Kolega
Grilse pochwalił się ładnym łososiem, więc i ja pokażę co dzisiaj połowiłem.
Sprawy rodzinne nie pozwoliły mi stawić się o świcie nad Mikwaukee River, ale po godzinie 10 już tam byłem. Po przedwczorajszym deszczu ogrom ryb znowu wpłynął do rzeki. Co kilkanaście sekund któraś z nich przeskakiwała przez próg, ale moje próby uwiecznienia tego momentu spełzły na niczym. Może następnym razem się uda. Ryb jest tak dużo, że raz zdarzyło mi się na 4 rzuty mieć 4 hole. Trzeba jednak przyznać uczciwie, że z tego zagęszczenia ryb to głównie przypadkowe podhaczenia. Pierwszy dobrze złowiony łosoś miał 84 cm i zrobiłem mu fotkę, bo nigdy nie wiadomo, czy potem coś się jeszcze złowi.
Jednak rybki brały, ale mniej więcej w takich lub kilka centymetry więcej wielkościach.
Nad wodą pojawiła się blond wędkarz-kobieta, jak się później okazało nasza rodaczka. Próbowała nad progiem coś złowić, lecz wynik był zerowy.
Następnie wyholowałem ładną 93 cm samiczkę, ale ostrość zdjęcia chyba mi nie wyszła.
Potem 91 cm chinook uwieczniony w trakcie odpływania.
Ryby brały często, to i zrobiłem kilka zdjęć ryb w czasie holu.
Teraz 93 cm bardzo gruba samica.
Ciężka było ja przytrzymać w rękach.
Królem dzisiejszego dnia mając na uwadze kryterium urody jest wspaniały samiec potoka.
Wprawdzie nie super olbrzym, ale 83 cm tez o czymś świadczy.
Podczas ostatniego wyjazdu jak pisałem pękła mi siatka w podbieraku. Pięknie odtworzyłem brakująca część sznurówka i dzisiaj myślałem, ze mi posłuży. Niestety podbierając grubą samice kolejny raz siatka pękła i tak wyglądała dalsza część holu z podbierakiem między wędką a rybą.
W końcu rybę udało się wyjąć, ale podbierak trafił do kosza. Wezmę następnym razem zapasowy, ale w nim także siatka- guma ma już dobrych kilka lat.

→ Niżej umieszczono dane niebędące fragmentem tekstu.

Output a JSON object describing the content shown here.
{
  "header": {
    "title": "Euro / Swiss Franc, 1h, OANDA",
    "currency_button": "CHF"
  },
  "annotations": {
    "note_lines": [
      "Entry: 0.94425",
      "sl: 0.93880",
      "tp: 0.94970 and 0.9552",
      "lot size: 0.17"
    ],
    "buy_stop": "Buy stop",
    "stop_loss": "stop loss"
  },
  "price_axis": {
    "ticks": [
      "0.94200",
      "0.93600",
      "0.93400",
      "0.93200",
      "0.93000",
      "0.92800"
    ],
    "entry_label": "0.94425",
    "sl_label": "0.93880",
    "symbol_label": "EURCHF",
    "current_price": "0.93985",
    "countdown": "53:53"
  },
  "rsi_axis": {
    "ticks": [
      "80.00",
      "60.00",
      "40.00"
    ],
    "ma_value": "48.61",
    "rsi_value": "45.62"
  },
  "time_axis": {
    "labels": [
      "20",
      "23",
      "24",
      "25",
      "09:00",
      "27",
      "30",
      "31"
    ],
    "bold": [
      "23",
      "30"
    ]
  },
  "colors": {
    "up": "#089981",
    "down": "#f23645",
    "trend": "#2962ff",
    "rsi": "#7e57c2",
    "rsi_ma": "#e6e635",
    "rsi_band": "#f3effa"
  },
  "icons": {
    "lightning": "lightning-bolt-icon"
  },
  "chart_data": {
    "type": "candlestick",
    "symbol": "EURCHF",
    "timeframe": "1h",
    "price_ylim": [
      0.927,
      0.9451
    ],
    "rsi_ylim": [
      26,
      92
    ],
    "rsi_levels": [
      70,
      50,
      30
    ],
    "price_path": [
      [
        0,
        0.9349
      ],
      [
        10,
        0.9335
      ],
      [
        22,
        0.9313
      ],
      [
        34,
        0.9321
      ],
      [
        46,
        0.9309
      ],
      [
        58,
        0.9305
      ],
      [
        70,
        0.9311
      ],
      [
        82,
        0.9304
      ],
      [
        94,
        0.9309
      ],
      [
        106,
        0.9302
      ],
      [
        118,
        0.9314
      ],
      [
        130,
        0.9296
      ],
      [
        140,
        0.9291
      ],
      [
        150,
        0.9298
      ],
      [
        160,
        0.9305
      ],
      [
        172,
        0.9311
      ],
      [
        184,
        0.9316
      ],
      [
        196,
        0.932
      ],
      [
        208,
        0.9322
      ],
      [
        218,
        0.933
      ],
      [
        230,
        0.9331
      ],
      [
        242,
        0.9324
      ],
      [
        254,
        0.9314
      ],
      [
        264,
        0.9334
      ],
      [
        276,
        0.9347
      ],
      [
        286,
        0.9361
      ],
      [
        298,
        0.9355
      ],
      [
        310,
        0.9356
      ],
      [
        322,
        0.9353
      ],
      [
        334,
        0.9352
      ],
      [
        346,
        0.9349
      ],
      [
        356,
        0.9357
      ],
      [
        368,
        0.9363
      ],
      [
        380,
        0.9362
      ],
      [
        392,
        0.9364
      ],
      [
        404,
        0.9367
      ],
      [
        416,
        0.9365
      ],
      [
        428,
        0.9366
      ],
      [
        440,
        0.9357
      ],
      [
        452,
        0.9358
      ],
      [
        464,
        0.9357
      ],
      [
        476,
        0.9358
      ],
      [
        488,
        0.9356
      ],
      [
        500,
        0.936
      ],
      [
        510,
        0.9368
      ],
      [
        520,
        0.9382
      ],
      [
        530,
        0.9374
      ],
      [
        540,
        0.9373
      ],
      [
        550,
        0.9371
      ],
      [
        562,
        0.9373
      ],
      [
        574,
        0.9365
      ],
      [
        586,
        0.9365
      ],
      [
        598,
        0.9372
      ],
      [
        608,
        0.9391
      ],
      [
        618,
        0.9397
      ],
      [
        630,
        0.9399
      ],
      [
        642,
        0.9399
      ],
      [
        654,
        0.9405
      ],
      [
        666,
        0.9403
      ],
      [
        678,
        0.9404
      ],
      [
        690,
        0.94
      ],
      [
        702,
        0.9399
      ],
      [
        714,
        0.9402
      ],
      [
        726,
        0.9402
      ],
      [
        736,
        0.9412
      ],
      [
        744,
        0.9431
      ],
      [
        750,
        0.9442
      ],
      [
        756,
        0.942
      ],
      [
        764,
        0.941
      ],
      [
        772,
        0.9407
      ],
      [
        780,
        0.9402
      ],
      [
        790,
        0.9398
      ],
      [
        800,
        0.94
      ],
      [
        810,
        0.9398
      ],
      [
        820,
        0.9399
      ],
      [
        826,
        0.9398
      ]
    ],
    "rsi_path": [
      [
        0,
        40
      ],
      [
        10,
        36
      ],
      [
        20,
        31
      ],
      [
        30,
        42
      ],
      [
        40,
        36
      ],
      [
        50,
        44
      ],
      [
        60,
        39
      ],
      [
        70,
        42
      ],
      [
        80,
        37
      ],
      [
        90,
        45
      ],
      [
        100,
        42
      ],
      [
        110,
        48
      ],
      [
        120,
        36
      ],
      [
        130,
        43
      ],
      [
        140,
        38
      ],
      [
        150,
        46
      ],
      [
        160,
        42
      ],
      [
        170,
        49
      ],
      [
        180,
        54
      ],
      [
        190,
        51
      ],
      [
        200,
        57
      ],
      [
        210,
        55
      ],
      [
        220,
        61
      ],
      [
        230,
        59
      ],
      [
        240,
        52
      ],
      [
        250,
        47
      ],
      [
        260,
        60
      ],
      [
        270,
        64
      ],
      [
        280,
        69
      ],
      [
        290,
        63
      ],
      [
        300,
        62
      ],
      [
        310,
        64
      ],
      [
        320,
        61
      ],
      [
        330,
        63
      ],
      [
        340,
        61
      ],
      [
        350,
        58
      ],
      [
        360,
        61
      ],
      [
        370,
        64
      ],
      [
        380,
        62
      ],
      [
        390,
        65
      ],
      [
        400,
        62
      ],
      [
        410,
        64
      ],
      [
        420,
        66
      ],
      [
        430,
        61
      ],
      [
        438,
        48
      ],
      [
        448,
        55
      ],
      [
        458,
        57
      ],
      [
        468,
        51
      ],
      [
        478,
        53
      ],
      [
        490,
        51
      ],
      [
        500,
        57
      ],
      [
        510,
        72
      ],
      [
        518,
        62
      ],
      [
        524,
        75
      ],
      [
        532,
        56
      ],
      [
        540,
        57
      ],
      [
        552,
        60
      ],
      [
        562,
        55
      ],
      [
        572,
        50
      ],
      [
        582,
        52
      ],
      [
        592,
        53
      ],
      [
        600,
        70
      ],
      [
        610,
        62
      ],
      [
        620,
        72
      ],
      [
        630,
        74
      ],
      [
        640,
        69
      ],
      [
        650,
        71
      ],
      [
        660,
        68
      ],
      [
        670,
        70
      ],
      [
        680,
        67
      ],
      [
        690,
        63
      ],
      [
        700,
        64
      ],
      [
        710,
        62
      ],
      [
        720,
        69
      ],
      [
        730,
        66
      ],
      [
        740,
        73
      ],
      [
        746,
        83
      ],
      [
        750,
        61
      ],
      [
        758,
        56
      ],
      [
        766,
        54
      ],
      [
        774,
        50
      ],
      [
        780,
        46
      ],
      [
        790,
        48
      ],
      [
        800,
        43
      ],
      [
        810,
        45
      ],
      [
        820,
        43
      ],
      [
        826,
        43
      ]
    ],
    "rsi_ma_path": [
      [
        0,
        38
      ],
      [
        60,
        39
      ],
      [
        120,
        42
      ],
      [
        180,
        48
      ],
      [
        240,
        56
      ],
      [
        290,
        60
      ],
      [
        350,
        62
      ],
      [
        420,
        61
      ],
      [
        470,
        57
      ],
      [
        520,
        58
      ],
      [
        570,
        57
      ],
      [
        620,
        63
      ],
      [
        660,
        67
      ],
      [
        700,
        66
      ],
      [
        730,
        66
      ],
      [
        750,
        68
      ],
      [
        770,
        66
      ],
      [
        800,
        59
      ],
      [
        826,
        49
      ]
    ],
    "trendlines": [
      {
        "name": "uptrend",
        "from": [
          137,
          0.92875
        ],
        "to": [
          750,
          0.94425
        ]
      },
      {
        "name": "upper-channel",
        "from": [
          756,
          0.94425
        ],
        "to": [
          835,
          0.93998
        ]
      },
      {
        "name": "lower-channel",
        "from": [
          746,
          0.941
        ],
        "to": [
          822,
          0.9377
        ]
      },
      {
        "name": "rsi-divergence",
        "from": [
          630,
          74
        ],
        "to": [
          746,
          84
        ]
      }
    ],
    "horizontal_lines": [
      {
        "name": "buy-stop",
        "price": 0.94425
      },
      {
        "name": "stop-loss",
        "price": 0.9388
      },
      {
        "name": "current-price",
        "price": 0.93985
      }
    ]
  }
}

I na sam koniec do pary płeć piękna pstrąga.
Równe 10 cm mniejsza.
Ponieważ woda była lekko podniesiona hole były już o wiele bardziej emocjonujące i podkład był prawie za każdym razem w użyciu. Miałem jeszcze jednego tak samo dużego samca pstrąga, ale uwolnił się zanim go wyjąłem i jednego steelheada, który za 5 czy 6 skokiem jakimś cudem się odczepił. W sumie wyjąłem dzisiaj 11 ryb, ale największą radość sprawiły mi te pstrągi.